Thursday, September 27, 2012

Metafiction and Reader Interaction: The World of Thursday Next


On one of my recent trips to the libary, I rediscoved Jasper  Fforde’s Thursday Next series. The first book, The Eyre Affair,  is set in an alternate-history England circa 1980, occurs in a world where cheese smugglers run the line between Wales and Britain,  Bacon apologists go from door to door, and the main character is a veteran of the Russian-English conflict in the Crimera.  But the story really gets going once Thursday’s uncle Mycroft opens a portal into the Bookworld…
Generally, I would recommend British authors any day for their wit, brief yet clear detail, and skill in sci-fi and fantasy. Fforde is no exception. Frequent shoutouts for stories from Kipling to Doctor Who fill the story, and the first novel revolves extensively around an alternate ending for Jane Eyre. The story involves several levels of metafiction—story that is actively aware of itself as a story.  By the sixth or seventh book, One of Our Thursdays is Missing, a fictional version of the main character goes to search for the main character and ends up rewriting her series to contain the truth of the Bookworld.  There are also frequent references to Jurisfiction, the internal law system of the Bookworld. 

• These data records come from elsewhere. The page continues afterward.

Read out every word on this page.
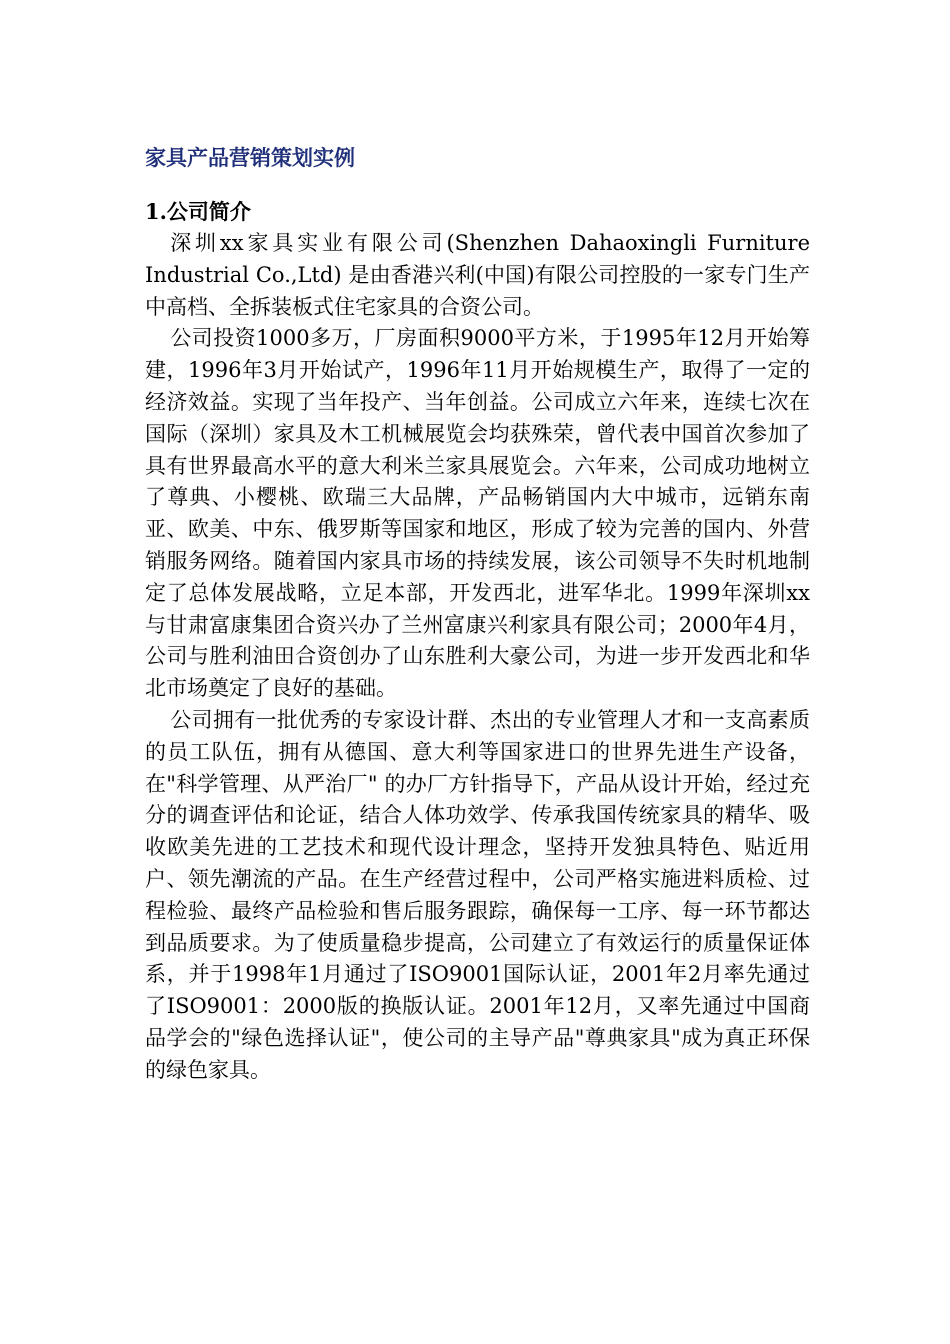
家具产品营销策划实例
1.公司简介

深圳xx家具实业有限公司(Shenzhen Dahaoxingli Furniture Industrial Co.,Ltd) 是由香港兴利(中国)有限公司控股的一家专门生产中高档、全拆装板式住宅家具的合资公司。

公司投资1000多万，厂房面积9000平方米，于1995年12月开始筹建，1996年3月开始试产，1996年11月开始规模生产，取得了一定的经济效益。实现了当年投产、当年创益。公司成立六年来，连续七次在国际（深圳）家具及木工机械展览会均获殊荣，曾代表中国首次参加了具有世界最高水平的意大利米兰家具展览会。六年来，公司成功地树立了尊典、小樱桃、欧瑞三大品牌，产品畅销国内大中城市，远销东南亚、欧美、中东、俄罗斯等国家和地区，形成了较为完善的国内、外营销服务网络。随着国内家具市场的持续发展，该公司领导不失时机地制定了总体发展战略，立足本部，开发西北，进军华北。1999年深圳xx与甘肃富康集团合资兴办了兰州富康兴利家具有限公司；2000年4月，公司与胜利油田合资创办了山东胜利大豪公司，为进一步开发西北和华北市场奠定了良好的基础。

公司拥有一批优秀的专家设计群、杰出的专业管理人才和一支高素质的员工队伍，拥有从德国、意大利等国家进口的世界先进生产设备，在"科学管理、从严治厂" 的办厂方针指导下，产品从设计开始，经过充分的调查评估和论证，结合人体功效学、传承我国传统家具的精华、吸收欧美先进的工艺技术和现代设计理念，坚持开发独具特色、贴近用户、领先潮流的产品。在生产经营过程中，公司严格实施进料质检、过程检验、最终产品检验和售后服务跟踪，确保每一工序、每一环节都达到品质要求。为了使质量稳步提高，公司建立了有效运行的质量保证体系，并于1998年1月通过了ISO9001国际认证，2001年2月率先通过了ISO9001：2000版的换版认证。2001年12月，又率先通过中国商品学会的"绿色选择认证"，使公司的主导产品"尊典家具"成为真正环保的绿色家具。
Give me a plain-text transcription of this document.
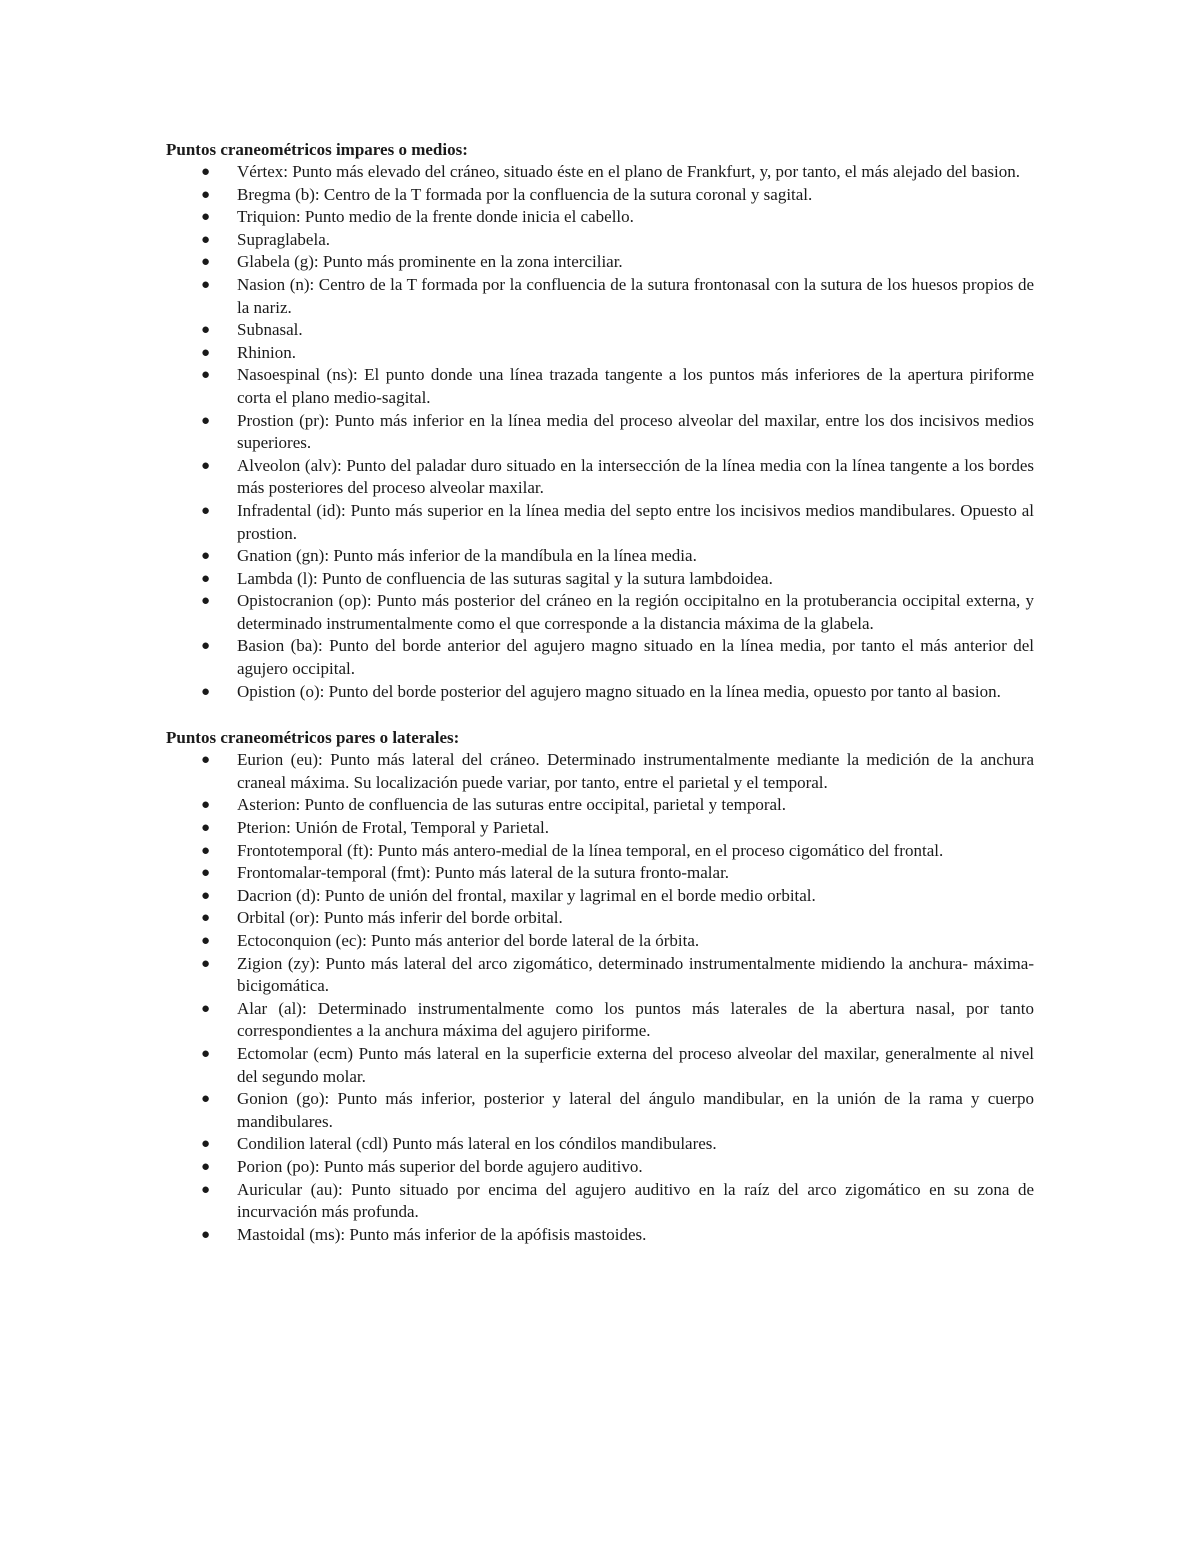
Puntos craneométricos impares o medios:

● Vértex: Punto más elevado del cráneo, situado éste en el plano de Frankfurt, y, por tanto, el más alejado del basion.
● Bregma (b): Centro de la T formada por la confluencia de la sutura coronal y sagital.
● Triquion: Punto medio de la frente donde inicia el cabello.
● Supraglabela.
● Glabela (g): Punto más prominente en la zona interciliar.
● Nasion (n): Centro de la T formada por la confluencia de la sutura frontonasal con la sutura de los huesos propios de la nariz.
● Subnasal.
● Rhinion.
● Nasoespinal (ns): El punto donde una línea trazada tangente a los puntos más inferiores de la apertura piriforme corta el plano medio-sagital.
● Prostion (pr): Punto más inferior en la línea media del proceso alveolar del maxilar, entre los dos incisivos medios superiores.
● Alveolon (alv): Punto del paladar duro situado en la intersección de la línea media con la línea tangente a los bordes más posteriores del proceso alveolar maxilar.
● Infradental (id): Punto más superior en la línea media del septo entre los incisivos medios mandibulares. Opuesto al prostion.
● Gnation (gn): Punto más inferior de la mandíbula en la línea media.
● Lambda (l): Punto de confluencia de las suturas sagital y la sutura lambdoidea.
● Opistocranion (op): Punto más posterior del cráneo en la región occipitalno en la protuberancia occipital externa, y determinado instrumentalmente como el que corresponde a la distancia máxima de la glabela.
● Basion (ba): Punto del borde anterior del agujero magno situado en la línea media, por tanto el más anterior del agujero occipital.
● Opistion (o): Punto del borde posterior del agujero magno situado en la línea media, opuesto por tanto al basion.

Puntos craneométricos pares o laterales:

● Eurion (eu): Punto más lateral del cráneo. Determinado instrumentalmente mediante la medición de la anchura craneal máxima. Su localización puede variar, por tanto, entre el parietal y el temporal.
● Asterion: Punto de confluencia de las suturas entre occipital, parietal y temporal.
● Pterion: Unión de Frotal, Temporal y Parietal.
● Frontotemporal (ft): Punto más antero-medial de la línea temporal, en el proceso cigomático del frontal.
● Frontomalar-temporal (fmt): Punto más lateral de la sutura fronto-malar.
● Dacrion (d): Punto de unión del frontal, maxilar y lagrimal en el borde medio orbital.
● Orbital (or): Punto más inferir del borde orbital.
● Ectoconquion (ec): Punto más anterior del borde lateral de la órbita.
● Zigion (zy): Punto más lateral del arco zigomático, determinado instrumentalmente midiendo la anchura- máxima- bicigomática.
● Alar (al): Determinado instrumentalmente como los puntos más laterales de la abertura nasal, por tanto correspondientes a la anchura máxima del agujero piriforme.
● Ectomolar (ecm) Punto más lateral en la superficie externa del proceso alveolar del maxilar, generalmente al nivel del segundo molar.
● Gonion (go): Punto más inferior, posterior y lateral del ángulo mandibular, en la unión de la rama y cuerpo mandibulares.
● Condilion lateral (cdl) Punto más lateral en los cóndilos mandibulares.
● Porion (po): Punto más superior del borde agujero auditivo.
● Auricular (au): Punto situado por encima del agujero auditivo en la raíz del arco zigomático en su zona de incurvación más profunda.
● Mastoidal (ms): Punto más inferior de la apófisis mastoides.
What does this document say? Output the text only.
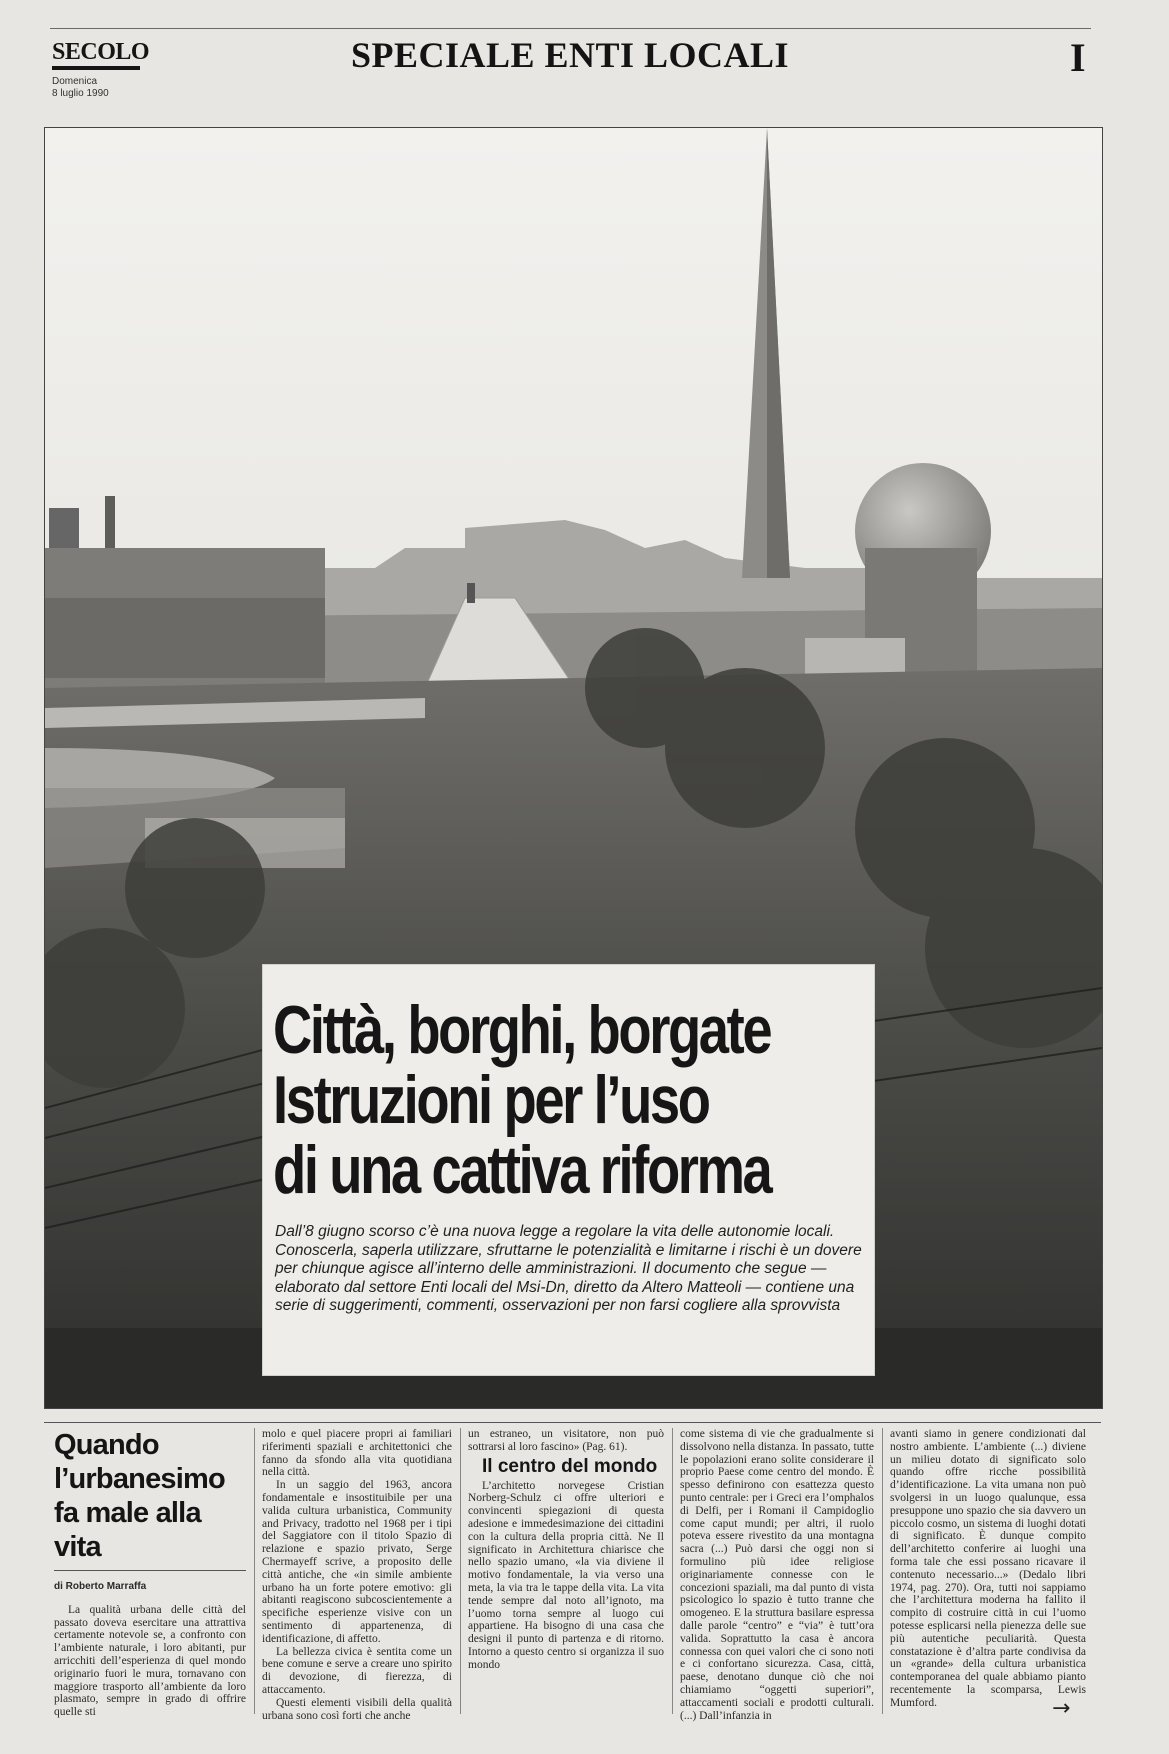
SECOLO
Domenica
8 luglio 1990
SPECIALE ENTI LOCALI	I
Città, borghi, borgate
Istruzioni per l’uso
di una cattiva riforma
Dall’8 giugno scorso c’è una nuova legge a regolare la vita delle autonomie locali. Conoscerla, saperla utilizzare, sfruttarne le potenzialità e limitarne i rischi è un dovere per chiunque agisce all’interno delle amministrazioni. Il documento che segue — elaborato dal settore Enti locali del Msi-Dn, diretto da Altero Matteoli — contiene una serie di suggerimenti, commenti, osservazioni per non farsi cogliere alla sprovvista
Quando l’urbanesimo fa male alla vita

di Roberto Marraffa

La qualità urbana delle città del passato doveva esercitare una attrattiva certamente notevole se, a confronto con l’ambiente naturale, i loro abitanti, pur arricchiti dell’esperienza di quel mondo originario fuori le mura, tornavano con maggiore trasporto all’ambiente da loro plasmato, sempre in grado di offrire quelle sti

molo e quel piacere propri ai familiari riferimenti spaziali e architettonici che fanno da sfondo alla vita quotidiana nella città.

In un saggio del 1963, ancora fondamentale e insostituibile per una valida cultura urbanistica, Community and Privacy, tradotto nel 1968 per i tipi del Saggiatore con il titolo Spazio di relazione e spazio privato, Serge Chermayeff scrive, a proposito delle città antiche, che «in simile ambiente urbano ha un forte potere emotivo: gli abitanti reagiscono subcoscientemente a specifiche esperienze visive con un sentimento di appartenenza, di identificazione, di affetto.

La bellezza civica è sentita come un bene comune e serve a creare uno spirito di devozione, di fierezza, di attaccamento.

Questi elementi visibili della qualità urbana sono così forti che anche

un estraneo, un visitatore, non può sottrarsi al loro fascino» (Pag. 61).

Il centro del mondo

L’architetto norvegese Cristian Norberg-Schulz ci offre ulteriori e convincenti spiegazioni di questa adesione e immedesimazione dei cittadini con la cultura della propria città. Ne Il significato in Architettura chiarisce che nello spazio umano, «la via diviene il motivo fondamentale, la via verso una meta, la via tra le tappe della vita. La vita tende sempre dal noto all’ignoto, ma l’uomo torna sempre al luogo cui appartiene. Ha bisogno di una casa che designi il punto di partenza e di ritorno. Intorno a questo centro si organizza il suo mondo

come sistema di vie che gradualmente si dissolvono nella distanza. In passato, tutte le popolazioni erano solite considerare il proprio Paese come centro del mondo. È spesso definirono con esattezza questo punto centrale: per i Greci era l’omphalos di Delfi, per i Romani il Campidoglio come caput mundi; per altri, il ruolo poteva essere rivestito da una montagna sacra (...) Può darsi che oggi non si formulino più idee religiose originariamente connesse con le concezioni spaziali, ma dal punto di vista psicologico lo spazio è tutto tranne che omogeneo. E la struttura basilare espressa dalle parole “centro” e “via” è tutt’ora valida. Soprattutto la casa è ancora connessa con quei valori che ci sono noti e ci confortano sicurezza. Casa, città, paese, denotano dunque ciò che noi chiamiamo “oggetti superiori”, attaccamenti sociali e prodotti culturali. (...) Dall’infanzia in

avanti siamo in genere condizionati dal nostro ambiente. L’ambiente (...) diviene un milieu dotato di significato solo quando offre ricche possibilità d’identificazione. La vita umana non può svolgersi in un luogo qualunque, essa presuppone uno spazio che sia davvero un piccolo cosmo, un sistema di luoghi dotati di significato. È dunque compito dell’architetto conferire ai luoghi una forma tale che essi possano ricavare il contenuto necessario...» (Dedalo libri 1974, pag. 270). Ora, tutti noi sappiamo che l’architettura moderna ha fallito il compito di costruire città in cui l’uomo potesse esplicarsi nella pienezza delle sue più autentiche peculiarità. Questa constatazione è d’altra parte condivisa da un «grande» della cultura urbanistica contemporanea del quale abbiamo pianto recentemente la scomparsa, Lewis Mumford.	→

Many discussions in Jurisfiction mirror real-world ideas.
“For many readers books are too much of a one-sided conduict of information, and a new form of novel that allows the reader to choose where the story goes is the way forward.
“Isn’t that the point of books?” asked Black Beauty, stampling his hoof angrily on the table and upsetting an inkwell. “The pleasure lies in the unfolding of the plots. Even if we know what must happen, how one arrives there is still entertaining.”
”(…)create a new form of book—an interactive book that begins blank except for ten or so basic characters. Then, as it is written, chapter by chapter, the readers are polled on whom they want to keep and whom they want to exclude. As soon as we know, we write the new section, and at the end of the new chapter we poll the readers again (…)we want to make books hip and appealing to the youth market. Society is moving on, and if we don’t move with it, books—and we—will vanish.”
—-First Among Sequels, a Thursday Next novel
Another example of this creeping phenomena is the existance of sites like Book By You. Clients simply fill in name, physical attributes, and minor charactertics, and then pay for the product. If that’s what people read, I’d rather they watch a well-scripted TV show with character development, such as Doctor Who. Another discussion of changes in book formats can be found here. As an author, I prefer plain, ordinary paperbacks, a reliable format that doesn’t need batteries or have breakable screens. 
As for metafiction, it can be overdone very easily, but when done well, I absolutely adore it.